5. Dr Emily Oster, autorka Cribsheet: A Data-Driven Guide to Better, More Relaxed Parenting, From Birth to Preschool, w The New York Times
o szkołach potrzebujących planu
Co zrobią szkoły, gdy nauczyciel dostanie Covid-19?
Konkluzja: Kiedy szkoły zostaną otwarte, będą przypadki. Niezbędne jest posiadanie konkretnego planu tego, co się stanie, gdy to nastąpi... Kiedy już uznasz, że przypadki w szkołach są prawdziwe, staje się jasne, że szkoły potrzebują planu. Pierwsza część tego planu powinna uwzględniać fakt, że szkoły nie powinny być otwierane osobiście, dopóki przypadki wirusa w okolicy nie będą niskie. Trudno jest podać dokładną liczbę, ale przynajmniej miejsca, które zostały zamknięte, z wyjątkiem podstawowych usług, nie powinny otwierać szkół. Ale w przypadku obszarów o niskiej częstości występowania nadal potrzebujesz planu. A ten plan wymaga co najmniej dwóch części.
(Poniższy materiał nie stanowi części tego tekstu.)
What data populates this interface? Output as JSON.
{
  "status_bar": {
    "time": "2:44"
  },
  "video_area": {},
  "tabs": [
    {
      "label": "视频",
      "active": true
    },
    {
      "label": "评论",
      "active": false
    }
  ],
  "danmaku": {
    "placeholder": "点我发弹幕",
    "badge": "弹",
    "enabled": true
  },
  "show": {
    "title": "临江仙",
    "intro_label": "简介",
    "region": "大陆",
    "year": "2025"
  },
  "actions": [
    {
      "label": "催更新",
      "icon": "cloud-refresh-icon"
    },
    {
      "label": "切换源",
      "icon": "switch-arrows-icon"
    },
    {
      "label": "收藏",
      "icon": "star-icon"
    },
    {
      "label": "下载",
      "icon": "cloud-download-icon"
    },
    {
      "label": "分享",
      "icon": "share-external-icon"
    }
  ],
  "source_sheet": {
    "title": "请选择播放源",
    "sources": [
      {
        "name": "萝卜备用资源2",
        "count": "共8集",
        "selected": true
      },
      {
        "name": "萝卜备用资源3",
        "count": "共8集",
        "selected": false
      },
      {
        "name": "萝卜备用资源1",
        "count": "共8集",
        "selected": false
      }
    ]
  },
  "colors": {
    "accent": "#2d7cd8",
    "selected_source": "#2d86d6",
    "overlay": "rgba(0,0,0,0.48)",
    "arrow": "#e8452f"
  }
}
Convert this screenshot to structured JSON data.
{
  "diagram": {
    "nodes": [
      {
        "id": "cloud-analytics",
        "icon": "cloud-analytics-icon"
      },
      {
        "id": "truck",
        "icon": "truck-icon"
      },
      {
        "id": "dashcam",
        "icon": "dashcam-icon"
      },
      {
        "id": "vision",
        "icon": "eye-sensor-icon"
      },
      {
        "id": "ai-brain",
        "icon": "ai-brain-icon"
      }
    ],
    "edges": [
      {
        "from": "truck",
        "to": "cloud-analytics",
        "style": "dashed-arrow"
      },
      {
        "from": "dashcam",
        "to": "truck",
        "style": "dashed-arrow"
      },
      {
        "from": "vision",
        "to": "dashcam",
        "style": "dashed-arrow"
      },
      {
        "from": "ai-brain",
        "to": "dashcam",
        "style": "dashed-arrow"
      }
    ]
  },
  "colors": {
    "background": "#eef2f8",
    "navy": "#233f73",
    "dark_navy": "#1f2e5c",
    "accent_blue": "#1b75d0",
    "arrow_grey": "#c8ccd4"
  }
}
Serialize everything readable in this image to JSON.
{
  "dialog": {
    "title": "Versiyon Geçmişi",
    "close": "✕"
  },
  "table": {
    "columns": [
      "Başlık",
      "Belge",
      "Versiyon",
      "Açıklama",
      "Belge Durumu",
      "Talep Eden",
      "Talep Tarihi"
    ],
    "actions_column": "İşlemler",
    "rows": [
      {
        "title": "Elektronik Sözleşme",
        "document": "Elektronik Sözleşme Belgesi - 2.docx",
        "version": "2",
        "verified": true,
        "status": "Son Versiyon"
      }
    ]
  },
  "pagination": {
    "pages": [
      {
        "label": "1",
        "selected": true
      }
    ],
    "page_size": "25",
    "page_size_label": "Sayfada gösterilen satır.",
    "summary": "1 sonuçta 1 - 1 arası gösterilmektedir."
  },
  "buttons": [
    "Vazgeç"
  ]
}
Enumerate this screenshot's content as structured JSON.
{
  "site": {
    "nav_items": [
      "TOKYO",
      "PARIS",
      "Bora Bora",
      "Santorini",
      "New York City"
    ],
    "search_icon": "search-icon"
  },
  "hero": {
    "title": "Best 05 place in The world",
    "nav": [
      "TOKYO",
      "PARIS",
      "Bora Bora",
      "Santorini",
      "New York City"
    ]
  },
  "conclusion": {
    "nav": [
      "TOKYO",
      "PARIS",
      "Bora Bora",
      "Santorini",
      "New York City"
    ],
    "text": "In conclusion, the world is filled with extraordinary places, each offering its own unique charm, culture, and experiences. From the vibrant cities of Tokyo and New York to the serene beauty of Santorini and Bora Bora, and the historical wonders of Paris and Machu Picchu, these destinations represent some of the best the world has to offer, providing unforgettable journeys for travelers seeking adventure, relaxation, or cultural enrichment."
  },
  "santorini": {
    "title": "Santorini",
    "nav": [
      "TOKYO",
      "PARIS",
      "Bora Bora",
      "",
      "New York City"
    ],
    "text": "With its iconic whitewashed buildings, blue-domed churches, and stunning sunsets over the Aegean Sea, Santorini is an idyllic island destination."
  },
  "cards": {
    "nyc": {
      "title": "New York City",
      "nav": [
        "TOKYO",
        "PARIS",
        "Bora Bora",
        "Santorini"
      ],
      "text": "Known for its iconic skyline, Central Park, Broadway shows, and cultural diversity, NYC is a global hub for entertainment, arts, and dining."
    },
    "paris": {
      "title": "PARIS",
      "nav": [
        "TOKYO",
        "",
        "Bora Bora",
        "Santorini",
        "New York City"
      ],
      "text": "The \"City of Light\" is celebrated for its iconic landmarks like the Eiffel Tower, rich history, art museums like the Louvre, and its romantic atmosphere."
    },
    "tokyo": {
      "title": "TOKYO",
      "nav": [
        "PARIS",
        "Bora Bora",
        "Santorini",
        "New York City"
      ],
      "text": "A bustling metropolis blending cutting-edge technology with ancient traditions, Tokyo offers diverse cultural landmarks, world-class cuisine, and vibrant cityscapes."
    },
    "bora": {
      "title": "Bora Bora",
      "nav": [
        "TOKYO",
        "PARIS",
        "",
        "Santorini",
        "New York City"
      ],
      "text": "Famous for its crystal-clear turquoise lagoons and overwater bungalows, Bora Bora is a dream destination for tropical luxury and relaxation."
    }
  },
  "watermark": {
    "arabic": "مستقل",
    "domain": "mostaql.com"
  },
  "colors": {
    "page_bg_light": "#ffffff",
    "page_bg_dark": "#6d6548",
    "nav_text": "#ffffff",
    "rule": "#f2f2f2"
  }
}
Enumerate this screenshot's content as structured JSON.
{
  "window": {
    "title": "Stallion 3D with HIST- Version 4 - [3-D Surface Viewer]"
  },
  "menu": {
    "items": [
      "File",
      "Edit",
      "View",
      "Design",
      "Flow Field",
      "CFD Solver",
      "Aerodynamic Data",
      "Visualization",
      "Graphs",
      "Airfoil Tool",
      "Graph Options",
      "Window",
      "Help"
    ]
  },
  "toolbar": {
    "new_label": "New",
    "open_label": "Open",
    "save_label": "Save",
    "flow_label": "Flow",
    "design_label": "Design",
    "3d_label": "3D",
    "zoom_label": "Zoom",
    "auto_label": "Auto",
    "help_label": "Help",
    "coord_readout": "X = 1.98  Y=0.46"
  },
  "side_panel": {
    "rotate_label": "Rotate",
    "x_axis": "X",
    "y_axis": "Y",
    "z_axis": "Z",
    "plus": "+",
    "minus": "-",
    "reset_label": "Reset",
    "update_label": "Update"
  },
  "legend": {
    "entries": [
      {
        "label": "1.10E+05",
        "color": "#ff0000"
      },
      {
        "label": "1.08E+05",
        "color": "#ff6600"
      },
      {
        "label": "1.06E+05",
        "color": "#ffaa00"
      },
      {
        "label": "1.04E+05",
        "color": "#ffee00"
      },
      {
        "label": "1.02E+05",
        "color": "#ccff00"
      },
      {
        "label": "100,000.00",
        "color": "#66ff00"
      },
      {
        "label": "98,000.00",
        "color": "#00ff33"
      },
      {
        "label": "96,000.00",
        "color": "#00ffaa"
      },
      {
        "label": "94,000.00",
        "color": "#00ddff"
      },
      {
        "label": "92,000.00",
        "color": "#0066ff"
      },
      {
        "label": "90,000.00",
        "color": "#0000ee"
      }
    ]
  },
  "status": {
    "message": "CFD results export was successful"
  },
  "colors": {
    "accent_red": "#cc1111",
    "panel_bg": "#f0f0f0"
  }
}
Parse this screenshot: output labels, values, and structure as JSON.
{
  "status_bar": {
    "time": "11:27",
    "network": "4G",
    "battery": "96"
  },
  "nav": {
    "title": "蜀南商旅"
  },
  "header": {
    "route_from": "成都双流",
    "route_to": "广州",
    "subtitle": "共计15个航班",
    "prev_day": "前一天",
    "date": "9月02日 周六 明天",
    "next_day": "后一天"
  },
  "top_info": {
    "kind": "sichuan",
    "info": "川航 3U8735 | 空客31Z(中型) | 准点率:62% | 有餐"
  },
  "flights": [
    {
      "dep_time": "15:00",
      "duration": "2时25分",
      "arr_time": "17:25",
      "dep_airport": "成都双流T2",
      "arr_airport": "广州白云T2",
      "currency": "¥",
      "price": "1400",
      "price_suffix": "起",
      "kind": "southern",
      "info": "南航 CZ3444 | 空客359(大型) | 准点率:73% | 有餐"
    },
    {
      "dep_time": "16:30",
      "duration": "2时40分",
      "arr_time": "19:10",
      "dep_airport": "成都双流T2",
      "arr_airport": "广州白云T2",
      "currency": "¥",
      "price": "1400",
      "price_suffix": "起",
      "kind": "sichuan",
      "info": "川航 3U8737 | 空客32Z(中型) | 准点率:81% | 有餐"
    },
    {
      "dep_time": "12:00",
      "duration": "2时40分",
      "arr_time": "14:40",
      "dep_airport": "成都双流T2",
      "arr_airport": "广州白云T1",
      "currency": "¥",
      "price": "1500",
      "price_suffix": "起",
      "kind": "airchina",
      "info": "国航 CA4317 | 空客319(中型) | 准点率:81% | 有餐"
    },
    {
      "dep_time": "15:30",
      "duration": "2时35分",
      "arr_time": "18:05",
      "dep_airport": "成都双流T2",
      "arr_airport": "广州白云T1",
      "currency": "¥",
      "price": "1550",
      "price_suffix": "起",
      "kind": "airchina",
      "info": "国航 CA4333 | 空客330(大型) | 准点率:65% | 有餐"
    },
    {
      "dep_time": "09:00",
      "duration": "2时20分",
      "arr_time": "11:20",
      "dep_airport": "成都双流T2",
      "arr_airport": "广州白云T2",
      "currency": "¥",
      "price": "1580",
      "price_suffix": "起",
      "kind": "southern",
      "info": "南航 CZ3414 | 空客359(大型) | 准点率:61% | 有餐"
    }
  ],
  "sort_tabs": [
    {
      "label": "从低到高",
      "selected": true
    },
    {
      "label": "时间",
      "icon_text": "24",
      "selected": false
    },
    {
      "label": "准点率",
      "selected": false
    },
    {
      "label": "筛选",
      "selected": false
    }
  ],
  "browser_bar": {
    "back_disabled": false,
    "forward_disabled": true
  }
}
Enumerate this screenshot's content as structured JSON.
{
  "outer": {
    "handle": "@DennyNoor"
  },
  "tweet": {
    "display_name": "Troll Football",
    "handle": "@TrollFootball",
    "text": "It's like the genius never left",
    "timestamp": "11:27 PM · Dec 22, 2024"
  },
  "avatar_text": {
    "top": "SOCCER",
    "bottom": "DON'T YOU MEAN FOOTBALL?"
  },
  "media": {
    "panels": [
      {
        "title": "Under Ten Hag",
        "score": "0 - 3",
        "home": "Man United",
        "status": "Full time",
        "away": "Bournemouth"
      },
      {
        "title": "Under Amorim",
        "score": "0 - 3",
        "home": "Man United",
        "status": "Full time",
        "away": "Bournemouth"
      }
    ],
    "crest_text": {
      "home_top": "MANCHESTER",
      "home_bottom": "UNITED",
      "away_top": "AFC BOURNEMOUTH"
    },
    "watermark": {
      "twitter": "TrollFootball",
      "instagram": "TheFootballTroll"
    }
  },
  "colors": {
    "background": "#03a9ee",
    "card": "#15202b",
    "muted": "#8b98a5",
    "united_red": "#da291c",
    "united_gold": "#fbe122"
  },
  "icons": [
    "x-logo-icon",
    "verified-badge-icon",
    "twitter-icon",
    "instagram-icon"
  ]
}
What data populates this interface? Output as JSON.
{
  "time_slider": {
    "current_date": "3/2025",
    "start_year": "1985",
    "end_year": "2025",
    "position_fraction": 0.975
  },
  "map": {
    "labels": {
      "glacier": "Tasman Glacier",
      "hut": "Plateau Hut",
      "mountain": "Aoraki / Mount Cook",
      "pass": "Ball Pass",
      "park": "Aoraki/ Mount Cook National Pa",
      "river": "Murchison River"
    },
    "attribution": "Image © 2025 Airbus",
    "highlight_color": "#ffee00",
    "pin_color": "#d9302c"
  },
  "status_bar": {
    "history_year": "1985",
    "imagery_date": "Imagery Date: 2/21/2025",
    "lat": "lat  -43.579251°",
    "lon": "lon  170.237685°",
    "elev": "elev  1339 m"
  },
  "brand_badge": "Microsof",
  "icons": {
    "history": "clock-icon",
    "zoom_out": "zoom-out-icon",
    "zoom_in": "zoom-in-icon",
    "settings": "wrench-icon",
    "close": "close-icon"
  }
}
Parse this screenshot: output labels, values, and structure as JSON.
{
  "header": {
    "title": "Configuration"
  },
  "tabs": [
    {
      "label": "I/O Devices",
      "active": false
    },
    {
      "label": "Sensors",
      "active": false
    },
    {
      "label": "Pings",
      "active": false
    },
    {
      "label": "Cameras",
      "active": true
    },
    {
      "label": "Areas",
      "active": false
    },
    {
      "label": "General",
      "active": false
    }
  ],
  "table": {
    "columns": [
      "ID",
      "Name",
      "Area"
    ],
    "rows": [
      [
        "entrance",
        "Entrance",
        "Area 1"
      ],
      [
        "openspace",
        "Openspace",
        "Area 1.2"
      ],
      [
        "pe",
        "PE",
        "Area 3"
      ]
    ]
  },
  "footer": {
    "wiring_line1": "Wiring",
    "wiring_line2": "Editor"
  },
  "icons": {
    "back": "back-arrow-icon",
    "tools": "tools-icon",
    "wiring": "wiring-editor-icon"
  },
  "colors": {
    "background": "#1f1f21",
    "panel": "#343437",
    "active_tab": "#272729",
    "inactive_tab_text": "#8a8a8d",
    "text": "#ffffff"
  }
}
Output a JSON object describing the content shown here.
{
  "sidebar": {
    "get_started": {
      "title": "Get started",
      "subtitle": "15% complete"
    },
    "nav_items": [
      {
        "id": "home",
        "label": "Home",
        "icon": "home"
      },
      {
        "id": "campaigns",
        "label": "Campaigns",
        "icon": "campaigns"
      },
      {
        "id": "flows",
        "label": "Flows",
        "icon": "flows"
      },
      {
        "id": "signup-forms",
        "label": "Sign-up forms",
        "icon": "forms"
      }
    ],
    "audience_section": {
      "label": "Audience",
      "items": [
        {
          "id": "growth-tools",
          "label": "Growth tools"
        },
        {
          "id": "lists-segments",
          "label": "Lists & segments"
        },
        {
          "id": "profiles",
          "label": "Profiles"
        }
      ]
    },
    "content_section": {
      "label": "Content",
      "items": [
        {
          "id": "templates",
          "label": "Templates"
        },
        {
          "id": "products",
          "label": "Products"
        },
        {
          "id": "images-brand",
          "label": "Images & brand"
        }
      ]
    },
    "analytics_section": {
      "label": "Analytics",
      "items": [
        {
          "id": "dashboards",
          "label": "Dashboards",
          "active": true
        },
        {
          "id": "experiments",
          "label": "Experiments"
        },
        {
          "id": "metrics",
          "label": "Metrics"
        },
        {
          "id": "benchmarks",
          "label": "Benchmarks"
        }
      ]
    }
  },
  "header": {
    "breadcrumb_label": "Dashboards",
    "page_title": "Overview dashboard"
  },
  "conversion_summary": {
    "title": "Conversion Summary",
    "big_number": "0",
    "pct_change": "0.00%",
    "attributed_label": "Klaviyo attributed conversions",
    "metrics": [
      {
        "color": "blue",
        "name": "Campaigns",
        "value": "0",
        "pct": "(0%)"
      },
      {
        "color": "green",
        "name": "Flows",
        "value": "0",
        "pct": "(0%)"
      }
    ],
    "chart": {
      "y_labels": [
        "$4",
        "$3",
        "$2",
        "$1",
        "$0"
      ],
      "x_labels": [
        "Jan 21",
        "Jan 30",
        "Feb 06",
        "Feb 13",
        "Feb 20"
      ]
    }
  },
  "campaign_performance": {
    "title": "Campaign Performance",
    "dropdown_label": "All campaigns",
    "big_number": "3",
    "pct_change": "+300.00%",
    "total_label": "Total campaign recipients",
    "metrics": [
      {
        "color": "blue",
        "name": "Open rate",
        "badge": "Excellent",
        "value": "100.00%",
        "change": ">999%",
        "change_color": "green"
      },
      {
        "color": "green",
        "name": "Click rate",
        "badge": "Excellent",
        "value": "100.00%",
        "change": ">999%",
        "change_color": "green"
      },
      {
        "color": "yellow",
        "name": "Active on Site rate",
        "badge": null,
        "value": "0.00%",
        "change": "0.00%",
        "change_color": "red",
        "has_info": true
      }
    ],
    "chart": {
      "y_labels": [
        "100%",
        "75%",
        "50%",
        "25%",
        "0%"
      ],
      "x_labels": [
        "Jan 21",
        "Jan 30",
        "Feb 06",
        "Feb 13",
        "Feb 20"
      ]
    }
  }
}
Po pierwsze, musi istnieć coś, co nazwałbym mikroplanem: co się dzieje, gdy pojedynczy uczeń lub nauczyciel w klasie ma pozytywny wynik testu? Oczywiście osoba dotknięta chorobą będzie musiała pozostać w domu do czasu uzyskania pozwolenia na powrót do szkoły. Ale co z resztą klasy, resztą podłogi, resztą szkoły?